Christmas in Hawaii was a dream, and finalizing our plans for medical school felt like a miracle. Seriously, a miracle. After all these years of uncertainty, anxiousness, prayers galore... MIRACLE. And then bam. This week happened. Max and I were both in separate car accidents in the last 4 days (positive note: not our faults at least), I have mono (again), and it's like wait a second, What on earth is happening here? We were on a roller coaster going up! Only up! WHAT IS HAPPENING.
(All caps and metaphors are entirely for dramatic purposes... but this week has been rough).
However, if I've learned anything over the last month (or this last week especially), I've been reminded of something I had read years ago when I was a teenager. John Bytheway once wrote about an experience he had had in high school. It was a rough day/week/month/whatever and when he talked to his Dad about it, his Dad had comforted him by saying, "John, this too shall pass." And it did. As all bad days and weeks and months always do. Not long after, however, as John was flying high and life was going just his way, he let his dad know that the bad days were gone for good - and that is when his Dad had to remind him yet again, "John, this too shall pass."
And as Frank Sinatra once sang, that's life.
So let me share once more what I've shared several times before, (so many times actually, that I now have it memorized as this seems to be one of the greatest tid bits of wisdom for my life):
"Life is like that—ups and downs, a bump on the head, and a crack on the shins. It was ever thus. Hamlet went about crying, “To be or not to be,” but that didn’t solve any of his problems.

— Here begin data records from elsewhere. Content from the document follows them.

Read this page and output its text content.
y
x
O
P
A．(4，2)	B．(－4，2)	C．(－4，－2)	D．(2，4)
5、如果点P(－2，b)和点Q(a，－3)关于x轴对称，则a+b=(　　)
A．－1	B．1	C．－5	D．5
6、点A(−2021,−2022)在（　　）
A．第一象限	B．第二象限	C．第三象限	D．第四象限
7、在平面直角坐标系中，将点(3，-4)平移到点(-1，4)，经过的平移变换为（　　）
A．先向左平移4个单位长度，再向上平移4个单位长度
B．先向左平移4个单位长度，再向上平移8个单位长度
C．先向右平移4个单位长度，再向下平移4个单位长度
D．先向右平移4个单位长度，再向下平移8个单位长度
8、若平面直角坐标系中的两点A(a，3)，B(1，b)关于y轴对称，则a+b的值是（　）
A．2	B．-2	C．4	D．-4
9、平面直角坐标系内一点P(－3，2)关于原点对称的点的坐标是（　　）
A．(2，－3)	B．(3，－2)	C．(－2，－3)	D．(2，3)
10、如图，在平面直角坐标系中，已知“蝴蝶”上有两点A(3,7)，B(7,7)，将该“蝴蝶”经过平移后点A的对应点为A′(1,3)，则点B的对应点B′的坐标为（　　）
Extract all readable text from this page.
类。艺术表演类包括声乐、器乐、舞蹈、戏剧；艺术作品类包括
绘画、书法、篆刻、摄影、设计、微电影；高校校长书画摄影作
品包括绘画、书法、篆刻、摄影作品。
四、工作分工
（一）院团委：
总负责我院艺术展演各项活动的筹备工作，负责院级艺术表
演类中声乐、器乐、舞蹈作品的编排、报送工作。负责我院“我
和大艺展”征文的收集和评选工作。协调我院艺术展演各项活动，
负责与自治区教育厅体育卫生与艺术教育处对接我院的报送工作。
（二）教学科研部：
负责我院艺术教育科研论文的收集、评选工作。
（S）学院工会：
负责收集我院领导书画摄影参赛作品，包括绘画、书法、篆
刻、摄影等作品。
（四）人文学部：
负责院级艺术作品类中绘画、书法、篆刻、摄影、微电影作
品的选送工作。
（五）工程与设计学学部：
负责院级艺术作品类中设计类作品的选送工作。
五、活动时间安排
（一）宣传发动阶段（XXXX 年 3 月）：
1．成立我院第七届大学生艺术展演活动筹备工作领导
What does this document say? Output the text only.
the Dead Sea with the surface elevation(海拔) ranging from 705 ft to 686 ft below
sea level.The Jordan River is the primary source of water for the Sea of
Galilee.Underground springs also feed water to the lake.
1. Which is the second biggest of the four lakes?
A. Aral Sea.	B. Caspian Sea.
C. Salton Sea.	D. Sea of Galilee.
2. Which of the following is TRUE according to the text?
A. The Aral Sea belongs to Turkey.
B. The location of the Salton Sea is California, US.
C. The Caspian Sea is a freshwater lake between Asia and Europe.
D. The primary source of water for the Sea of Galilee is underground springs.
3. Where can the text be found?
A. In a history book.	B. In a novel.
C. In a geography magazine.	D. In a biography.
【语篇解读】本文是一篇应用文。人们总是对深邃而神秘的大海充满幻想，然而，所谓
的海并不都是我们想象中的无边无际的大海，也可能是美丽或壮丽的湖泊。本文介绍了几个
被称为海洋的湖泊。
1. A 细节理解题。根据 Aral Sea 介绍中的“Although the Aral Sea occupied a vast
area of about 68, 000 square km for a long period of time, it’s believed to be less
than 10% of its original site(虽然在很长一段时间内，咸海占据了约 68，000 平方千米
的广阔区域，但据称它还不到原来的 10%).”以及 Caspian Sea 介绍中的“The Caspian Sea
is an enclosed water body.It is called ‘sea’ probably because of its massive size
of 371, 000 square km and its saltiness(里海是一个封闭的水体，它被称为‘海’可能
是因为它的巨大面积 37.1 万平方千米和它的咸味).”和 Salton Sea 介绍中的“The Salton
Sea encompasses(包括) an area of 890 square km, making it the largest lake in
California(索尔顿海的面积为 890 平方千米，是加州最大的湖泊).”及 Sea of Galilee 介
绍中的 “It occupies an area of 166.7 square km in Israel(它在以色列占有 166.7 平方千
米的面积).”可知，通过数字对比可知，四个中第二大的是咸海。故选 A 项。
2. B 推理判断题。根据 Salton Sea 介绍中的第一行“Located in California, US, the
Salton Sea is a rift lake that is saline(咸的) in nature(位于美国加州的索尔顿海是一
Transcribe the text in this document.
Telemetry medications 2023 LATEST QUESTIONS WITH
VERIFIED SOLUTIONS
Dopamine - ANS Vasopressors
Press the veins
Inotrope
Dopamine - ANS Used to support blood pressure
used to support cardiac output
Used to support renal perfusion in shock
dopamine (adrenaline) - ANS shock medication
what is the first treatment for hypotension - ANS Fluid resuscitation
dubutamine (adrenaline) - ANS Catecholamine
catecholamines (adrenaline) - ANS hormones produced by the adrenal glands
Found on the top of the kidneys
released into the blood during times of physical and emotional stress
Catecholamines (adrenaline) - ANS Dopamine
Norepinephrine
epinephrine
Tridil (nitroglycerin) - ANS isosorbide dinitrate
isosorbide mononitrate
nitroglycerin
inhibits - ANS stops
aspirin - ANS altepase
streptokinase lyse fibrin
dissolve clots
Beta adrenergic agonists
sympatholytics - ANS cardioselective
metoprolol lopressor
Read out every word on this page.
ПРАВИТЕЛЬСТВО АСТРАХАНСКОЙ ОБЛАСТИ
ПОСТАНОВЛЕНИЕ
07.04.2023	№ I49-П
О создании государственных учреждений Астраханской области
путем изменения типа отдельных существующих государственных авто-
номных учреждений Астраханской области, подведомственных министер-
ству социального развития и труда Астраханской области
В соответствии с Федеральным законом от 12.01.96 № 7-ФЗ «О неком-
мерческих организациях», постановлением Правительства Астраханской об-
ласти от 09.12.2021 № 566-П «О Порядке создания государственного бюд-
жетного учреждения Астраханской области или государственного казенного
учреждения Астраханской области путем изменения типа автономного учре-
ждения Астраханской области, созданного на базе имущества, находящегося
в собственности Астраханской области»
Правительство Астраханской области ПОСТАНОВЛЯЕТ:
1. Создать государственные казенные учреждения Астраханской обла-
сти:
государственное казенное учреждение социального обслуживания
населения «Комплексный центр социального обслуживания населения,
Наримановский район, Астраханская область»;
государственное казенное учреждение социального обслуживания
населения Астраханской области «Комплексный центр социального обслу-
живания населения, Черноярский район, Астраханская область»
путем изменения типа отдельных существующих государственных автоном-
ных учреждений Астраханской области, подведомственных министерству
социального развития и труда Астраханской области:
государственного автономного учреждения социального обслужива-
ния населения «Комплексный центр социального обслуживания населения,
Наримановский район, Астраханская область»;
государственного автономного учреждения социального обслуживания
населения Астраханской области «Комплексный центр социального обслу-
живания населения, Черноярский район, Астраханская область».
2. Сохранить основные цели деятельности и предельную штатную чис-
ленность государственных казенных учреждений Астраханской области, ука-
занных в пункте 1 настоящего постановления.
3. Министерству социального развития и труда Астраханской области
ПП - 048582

There is something of a tendency among us to think that everything must be lovely and rosy and beautiful without realizing that even adversity has some sweet uses. One of my favorite newspaper columnists is Jenkin Lloyd Jones. In a recent article published in the News, he commented:. . .
Life is like an old-time rail journey—delays, sidetracks, smoke, dust, cinders, and jolts, interspersed only occasionally by beautiful vistas and thrilling bursts of speed. The trick is to thank the Lord for letting you have the ride."